Page R L, Ruscin J M, Fish D, Lapointe M
Department of Pharmacy Practice, School of Pharmacy University of Colorado Health Sciences Center, Denver 80262, USA.
Pharmacotherapy. 2001 Nov;21(11):1436-43. doi: 10.1592/phco.21.17.1436.34434.

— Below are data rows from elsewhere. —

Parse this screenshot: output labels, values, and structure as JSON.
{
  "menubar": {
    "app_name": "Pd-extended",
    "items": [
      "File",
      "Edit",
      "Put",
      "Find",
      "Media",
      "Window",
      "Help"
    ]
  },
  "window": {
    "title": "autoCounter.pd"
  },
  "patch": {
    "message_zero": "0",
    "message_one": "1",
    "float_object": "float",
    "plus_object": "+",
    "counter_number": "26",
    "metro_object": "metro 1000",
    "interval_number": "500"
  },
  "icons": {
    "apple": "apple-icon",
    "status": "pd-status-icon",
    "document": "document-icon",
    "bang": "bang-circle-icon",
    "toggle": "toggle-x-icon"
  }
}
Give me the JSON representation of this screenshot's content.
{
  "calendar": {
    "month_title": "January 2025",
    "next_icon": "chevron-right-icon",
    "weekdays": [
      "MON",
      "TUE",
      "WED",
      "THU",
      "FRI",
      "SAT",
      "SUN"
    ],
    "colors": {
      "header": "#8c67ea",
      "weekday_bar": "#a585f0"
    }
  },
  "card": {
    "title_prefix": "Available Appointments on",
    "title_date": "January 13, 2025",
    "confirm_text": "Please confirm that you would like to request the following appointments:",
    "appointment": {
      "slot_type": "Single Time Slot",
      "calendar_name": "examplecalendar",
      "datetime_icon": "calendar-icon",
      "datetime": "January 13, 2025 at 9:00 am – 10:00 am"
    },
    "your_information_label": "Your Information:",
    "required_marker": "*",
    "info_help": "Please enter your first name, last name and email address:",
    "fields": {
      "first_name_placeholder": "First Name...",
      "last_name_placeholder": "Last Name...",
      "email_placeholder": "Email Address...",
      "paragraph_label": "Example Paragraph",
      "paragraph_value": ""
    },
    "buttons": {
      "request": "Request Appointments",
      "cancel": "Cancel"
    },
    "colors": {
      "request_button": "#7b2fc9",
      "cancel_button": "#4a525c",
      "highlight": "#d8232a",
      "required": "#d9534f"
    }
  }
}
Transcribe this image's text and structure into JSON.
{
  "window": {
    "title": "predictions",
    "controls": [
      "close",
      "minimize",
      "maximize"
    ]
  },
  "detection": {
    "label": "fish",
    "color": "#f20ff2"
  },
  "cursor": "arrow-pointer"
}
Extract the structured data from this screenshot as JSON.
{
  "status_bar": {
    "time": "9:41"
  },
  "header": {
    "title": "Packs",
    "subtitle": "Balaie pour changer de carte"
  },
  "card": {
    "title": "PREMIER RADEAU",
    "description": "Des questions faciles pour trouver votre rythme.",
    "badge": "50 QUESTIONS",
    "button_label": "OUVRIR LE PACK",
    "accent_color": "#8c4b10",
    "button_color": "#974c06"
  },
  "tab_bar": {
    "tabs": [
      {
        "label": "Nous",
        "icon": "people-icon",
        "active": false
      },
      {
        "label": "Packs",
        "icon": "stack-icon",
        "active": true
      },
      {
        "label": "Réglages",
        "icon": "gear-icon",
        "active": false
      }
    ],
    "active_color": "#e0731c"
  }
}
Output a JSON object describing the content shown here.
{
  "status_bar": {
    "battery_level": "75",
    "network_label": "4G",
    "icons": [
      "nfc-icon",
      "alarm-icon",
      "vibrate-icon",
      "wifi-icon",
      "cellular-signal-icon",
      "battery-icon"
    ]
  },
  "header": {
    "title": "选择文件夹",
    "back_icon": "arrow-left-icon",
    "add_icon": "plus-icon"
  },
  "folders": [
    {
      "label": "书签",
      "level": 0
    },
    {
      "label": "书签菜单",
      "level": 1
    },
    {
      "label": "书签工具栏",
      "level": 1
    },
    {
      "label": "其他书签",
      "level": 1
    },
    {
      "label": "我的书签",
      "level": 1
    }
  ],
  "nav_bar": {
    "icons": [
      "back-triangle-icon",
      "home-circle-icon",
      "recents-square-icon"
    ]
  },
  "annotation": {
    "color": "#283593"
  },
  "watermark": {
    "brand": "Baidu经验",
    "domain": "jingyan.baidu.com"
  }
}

A 42-year-old man who had received a cadaveric kidney transplant 9 years earlier was admitted to the hospital with pneumonia. His oral cyclosporine dosage for the past 2 years was stabilized at 100 mg twice/day; his cyclosporine whole blood trough levels 15 days earlier and on the day he was admitted were both 178 ng/ml. The patient was treated with intravenous ceftriaxone and intravenous azithromycin and continued to receive the same dosage of oral cyclosporine. On hospital day 3, his cyclosporine trough level rose to 400 ng/ml and his dosage was reduced by 50%. Trough levels were 181 ng/ml and 175 ng/ml on hospital days 6 and 9, respectively On hospital day 9, the patient stopped receiving azithromycin. On hospital day 14, his cyclosporine trough level dropped to 76 ng/ml, and his cyclosporine dosage was increased back to 100 mg twice/day. The dosage produced trough levels consistent with those before he had been admitted. The patient was discharged on day 20, and a follow-up cyclosporine trough level determined 3 weeks later was 175 ng/ml. Administration of azithromycin may have caused the increased cyclosporine concentrations in this patient through p-glycoprotein inhibition and/or competition for biliary excretion. Azithromycin's interference may be inferred by the increase in cyclosporine levels after administration of this drug and the decrease in cyclosporine levels after its discontinuation-both consistent with the pharmacokinetic properties of cyclosporine. Ceftriaxone and acute-phase reactant activation during infection, however, also may have interfered with the patient's cyclosporine elimination. Azithromycin generally is considered unlikely to interact with cyclosporine. Nonetheless, practitioners should be aware of this possibility and should monitor cyclosporine levels closely, especially in critically ill patients who have other complications.
一名9年前接受尸体肾移植的42岁男性因肺炎入院。过去2年他口服环孢素的剂量稳定在每日两次,每次100毫克;入院前15天及入院当天他的环孢素全血谷浓度均为178纳克/毫升。患者接受了静脉注射头孢曲松和静脉注射阿奇霉素治疗,并继续服用相同剂量的口服环孢素。住院第3天,他的环孢素谷浓度升至400纳克/毫升,剂量减少了50%。住院第6天和第9天的谷浓度分别为181纳克/毫升和175纳克/毫升。住院第9天,患者停止服用阿奇霉素。住院第14天,他的环孢素谷浓度降至76纳克/毫升,环孢素剂量增加回每日两次,每次100毫克。该剂量产生的谷浓度与入院前一致。患者于第20天出院,3周后测定的环孢素谷浓度随访值为175纳克/毫升。阿奇霉素的使用可能通过抑制P-糖蛋白和/或竞争胆汁排泄导致该患者环孢素浓度升高。阿奇霉素的干扰可通过用药后环孢素水平升高以及停药后环孢素水平降低来推断——这两者均与环孢素的药代动力学特性相符。然而,头孢曲松以及感染期间急性期反应物的激活也可能干扰了患者的环孢素清除。一般认为阿奇霉素不太可能与环孢素相互作用。尽管如此,从业者应意识到这种可能性,并应密切监测环孢素水平,尤其是在有其他并发症的重症患者中。